Source : Bulletin mensuel de la Société d'archéologie lorraine et du Musée historique lorrain - J. NICOLAS - 1912 - Gallica
 

"Dans une liasse de pièces récemment tombée en notre possession, se trouvent plusieurs testaments rédigés aux XVIIe et XVIIIe siècles par de simples paysans, par des habitants de Laneuville-sur-Meuse.
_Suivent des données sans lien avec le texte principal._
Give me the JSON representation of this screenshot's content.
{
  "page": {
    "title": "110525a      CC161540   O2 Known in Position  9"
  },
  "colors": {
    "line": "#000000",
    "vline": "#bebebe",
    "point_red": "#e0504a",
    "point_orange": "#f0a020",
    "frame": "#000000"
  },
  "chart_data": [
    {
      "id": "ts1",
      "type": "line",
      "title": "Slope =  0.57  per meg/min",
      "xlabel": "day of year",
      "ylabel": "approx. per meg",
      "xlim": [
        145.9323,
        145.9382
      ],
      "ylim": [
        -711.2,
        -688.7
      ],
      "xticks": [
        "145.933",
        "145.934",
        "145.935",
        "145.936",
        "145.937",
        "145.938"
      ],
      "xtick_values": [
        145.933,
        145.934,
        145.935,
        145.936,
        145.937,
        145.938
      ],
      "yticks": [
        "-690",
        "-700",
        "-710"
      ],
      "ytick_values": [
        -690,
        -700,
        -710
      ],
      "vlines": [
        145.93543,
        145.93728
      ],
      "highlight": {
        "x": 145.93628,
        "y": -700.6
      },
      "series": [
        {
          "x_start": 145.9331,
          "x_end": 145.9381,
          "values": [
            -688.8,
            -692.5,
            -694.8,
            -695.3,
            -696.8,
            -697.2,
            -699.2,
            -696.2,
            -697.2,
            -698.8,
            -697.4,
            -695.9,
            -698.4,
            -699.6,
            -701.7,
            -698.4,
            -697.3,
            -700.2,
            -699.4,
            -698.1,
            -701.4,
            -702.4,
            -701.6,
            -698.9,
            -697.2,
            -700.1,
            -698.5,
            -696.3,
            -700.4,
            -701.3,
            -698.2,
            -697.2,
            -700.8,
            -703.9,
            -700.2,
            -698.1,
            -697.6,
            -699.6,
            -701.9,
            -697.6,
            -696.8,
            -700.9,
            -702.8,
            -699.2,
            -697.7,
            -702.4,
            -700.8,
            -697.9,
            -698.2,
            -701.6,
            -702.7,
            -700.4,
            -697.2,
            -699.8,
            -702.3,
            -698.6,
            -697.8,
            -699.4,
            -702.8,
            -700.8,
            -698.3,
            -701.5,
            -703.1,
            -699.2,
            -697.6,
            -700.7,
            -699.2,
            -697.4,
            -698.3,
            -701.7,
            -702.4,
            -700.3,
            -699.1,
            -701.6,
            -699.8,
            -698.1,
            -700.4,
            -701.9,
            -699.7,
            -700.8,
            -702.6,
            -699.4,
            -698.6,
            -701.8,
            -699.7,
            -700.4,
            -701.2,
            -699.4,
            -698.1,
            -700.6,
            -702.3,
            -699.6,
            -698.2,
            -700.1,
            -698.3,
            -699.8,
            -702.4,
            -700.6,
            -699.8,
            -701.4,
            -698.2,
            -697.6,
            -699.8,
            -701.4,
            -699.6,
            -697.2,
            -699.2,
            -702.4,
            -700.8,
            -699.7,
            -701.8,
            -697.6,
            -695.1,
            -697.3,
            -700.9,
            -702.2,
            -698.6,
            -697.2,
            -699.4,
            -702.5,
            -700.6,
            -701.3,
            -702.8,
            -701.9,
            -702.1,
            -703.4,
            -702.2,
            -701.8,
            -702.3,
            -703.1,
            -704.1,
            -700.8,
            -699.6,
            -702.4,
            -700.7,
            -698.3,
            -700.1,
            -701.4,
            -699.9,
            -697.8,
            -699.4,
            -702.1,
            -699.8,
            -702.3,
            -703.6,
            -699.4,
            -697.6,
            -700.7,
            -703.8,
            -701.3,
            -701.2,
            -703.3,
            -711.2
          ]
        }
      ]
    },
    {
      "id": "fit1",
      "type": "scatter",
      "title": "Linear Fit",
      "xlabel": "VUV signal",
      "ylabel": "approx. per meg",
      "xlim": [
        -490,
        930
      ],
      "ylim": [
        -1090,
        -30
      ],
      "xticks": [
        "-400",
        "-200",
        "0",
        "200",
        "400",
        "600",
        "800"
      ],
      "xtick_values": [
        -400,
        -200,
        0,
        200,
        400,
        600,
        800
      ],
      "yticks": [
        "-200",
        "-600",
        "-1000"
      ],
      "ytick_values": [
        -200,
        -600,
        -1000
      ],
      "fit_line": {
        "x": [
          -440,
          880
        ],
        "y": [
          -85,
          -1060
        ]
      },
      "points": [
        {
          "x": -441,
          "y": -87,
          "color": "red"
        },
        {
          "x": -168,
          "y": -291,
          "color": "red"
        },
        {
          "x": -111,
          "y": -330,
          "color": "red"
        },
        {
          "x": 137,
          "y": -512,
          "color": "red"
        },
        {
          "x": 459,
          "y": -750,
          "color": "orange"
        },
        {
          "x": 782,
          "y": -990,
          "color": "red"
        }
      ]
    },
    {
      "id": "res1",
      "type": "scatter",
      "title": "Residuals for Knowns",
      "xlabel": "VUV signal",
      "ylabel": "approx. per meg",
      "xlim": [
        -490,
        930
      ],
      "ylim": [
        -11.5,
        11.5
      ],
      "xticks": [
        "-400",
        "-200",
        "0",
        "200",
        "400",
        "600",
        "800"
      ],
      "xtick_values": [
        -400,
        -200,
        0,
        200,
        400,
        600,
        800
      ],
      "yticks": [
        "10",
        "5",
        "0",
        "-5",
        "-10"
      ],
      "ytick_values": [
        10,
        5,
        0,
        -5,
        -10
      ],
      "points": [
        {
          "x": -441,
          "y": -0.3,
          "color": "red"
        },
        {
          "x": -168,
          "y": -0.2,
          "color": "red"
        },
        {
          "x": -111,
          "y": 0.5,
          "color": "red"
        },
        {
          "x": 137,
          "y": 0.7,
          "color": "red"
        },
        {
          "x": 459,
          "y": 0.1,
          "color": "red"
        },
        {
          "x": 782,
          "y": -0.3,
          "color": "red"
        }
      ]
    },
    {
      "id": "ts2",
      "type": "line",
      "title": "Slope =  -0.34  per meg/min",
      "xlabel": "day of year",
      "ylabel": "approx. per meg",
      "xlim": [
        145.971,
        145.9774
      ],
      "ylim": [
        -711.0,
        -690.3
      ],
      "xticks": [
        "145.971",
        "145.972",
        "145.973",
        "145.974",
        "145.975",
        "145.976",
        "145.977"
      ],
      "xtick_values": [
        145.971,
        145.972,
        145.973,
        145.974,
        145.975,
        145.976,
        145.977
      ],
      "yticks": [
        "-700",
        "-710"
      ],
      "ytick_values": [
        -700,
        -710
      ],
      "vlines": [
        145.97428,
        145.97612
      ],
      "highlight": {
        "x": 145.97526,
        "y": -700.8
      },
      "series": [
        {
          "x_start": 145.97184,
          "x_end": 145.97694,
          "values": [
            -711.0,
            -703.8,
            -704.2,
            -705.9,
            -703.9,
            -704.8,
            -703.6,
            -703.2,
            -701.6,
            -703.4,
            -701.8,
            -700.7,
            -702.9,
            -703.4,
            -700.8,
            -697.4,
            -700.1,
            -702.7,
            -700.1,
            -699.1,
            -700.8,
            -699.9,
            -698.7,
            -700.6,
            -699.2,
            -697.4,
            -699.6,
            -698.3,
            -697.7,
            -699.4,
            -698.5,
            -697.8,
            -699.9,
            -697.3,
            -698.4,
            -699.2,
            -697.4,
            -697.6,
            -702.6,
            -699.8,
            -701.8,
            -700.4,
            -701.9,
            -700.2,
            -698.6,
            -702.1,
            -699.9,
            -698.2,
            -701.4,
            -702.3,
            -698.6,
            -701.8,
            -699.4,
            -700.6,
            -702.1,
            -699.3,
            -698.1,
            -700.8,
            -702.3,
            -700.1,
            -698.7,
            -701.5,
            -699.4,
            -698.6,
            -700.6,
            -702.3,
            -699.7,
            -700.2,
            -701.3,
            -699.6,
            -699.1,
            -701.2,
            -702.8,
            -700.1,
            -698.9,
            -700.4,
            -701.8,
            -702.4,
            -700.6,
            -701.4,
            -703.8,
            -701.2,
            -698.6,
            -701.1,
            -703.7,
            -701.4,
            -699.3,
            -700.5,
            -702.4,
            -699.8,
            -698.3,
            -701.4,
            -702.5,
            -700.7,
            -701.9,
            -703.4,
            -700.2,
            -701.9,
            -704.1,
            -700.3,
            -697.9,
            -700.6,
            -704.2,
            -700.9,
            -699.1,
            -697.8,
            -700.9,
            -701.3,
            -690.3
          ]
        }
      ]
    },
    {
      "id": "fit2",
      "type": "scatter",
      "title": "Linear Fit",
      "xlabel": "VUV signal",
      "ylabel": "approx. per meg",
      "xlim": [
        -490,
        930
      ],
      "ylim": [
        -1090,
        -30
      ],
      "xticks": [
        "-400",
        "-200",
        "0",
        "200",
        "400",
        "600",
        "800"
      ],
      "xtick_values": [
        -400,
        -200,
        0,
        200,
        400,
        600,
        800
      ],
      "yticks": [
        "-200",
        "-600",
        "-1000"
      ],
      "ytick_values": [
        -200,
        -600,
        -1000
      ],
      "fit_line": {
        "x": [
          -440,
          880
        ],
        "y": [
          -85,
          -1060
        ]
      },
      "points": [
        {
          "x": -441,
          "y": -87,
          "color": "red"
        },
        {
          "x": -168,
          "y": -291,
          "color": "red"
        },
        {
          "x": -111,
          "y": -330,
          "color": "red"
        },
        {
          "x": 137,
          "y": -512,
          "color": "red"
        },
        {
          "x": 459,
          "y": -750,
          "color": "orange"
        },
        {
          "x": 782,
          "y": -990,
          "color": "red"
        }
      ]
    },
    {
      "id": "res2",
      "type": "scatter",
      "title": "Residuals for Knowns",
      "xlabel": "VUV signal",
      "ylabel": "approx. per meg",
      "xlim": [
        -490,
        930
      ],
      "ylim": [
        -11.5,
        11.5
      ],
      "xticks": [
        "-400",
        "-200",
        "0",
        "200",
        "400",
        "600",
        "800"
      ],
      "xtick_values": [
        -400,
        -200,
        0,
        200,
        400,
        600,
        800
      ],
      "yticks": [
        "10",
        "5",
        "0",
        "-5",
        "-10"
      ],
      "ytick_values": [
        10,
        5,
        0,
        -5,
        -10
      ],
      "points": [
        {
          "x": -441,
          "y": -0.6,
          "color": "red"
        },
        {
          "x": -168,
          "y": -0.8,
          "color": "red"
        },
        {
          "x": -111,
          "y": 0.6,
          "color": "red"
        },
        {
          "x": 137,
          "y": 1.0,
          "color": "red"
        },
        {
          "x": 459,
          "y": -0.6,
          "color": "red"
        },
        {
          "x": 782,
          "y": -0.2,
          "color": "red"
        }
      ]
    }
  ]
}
Il nous a paru intéressant de faire connaître l'un de ces documents les plus anciens. Si la lecture de telles pièces manque d'intérêt général, elle n'est pas du moins sans offrir quelque aperçu digne de fixer l'attention. Voici le testament de Jean Rouyer, daté du 15 juillet 1636 :

« Ce jourd'huy, XVe jour de juillet 1636, nous soubsignez, Jean Pierrard le jeune, eschevin jurez en la justice de la Neufville, Guiot et Lambert les Lambottin, Jean Minon, François Mathurin, Gilles Guiot et Thierry Lambottin, tous habitants et bourgeois dudit la Neufville, pour l'absence du mayeur et des eschevins dudit lieu, sommes été requis de la part de Jean le Rouyer, bourgeois dud. la Neufville, nous transporter en la maison de Jean Colin, dud. la Neufville, ou led. Rouyer fait de présent sa résidence, où estant acheminés, l'avons trouvé sur sa couche malade, néanmoins de bon mémoire et sain d'entendement, comme il nous est aparu. Considérant que toute créature sont subjette à la mort et qu'il n'est rien plus certain qu'icelle mort, et rien plus incertain que l'heure d'icelle, afin qu'il ne demeure intestat, a dict et desclaré en nos présences, qu'il voulait que les choses cy après desclarées sortassent en leur plain et entier effect sans y estre forcez ni contraint en aucune sorte comme choses concernant son salut.
Premièrement a recommandez son ame à Dieu et à la Vge Marie, à tous les saincts et sainctes de Paradis.
Item a dict et ordonné qu'il veut que son corps soit inhumé dans l'église dud. la Neufville et pour ce estant, a donnez a ladicte Église dix francs Barrois pour son droict, et qu'il luy soit faict ung tombeaux enfermez.
Le jour de son obsecq, veut et ordonne qu'il soit dict messe haulte, vigille et recommandise, priant Dieu pour le repos de son âme.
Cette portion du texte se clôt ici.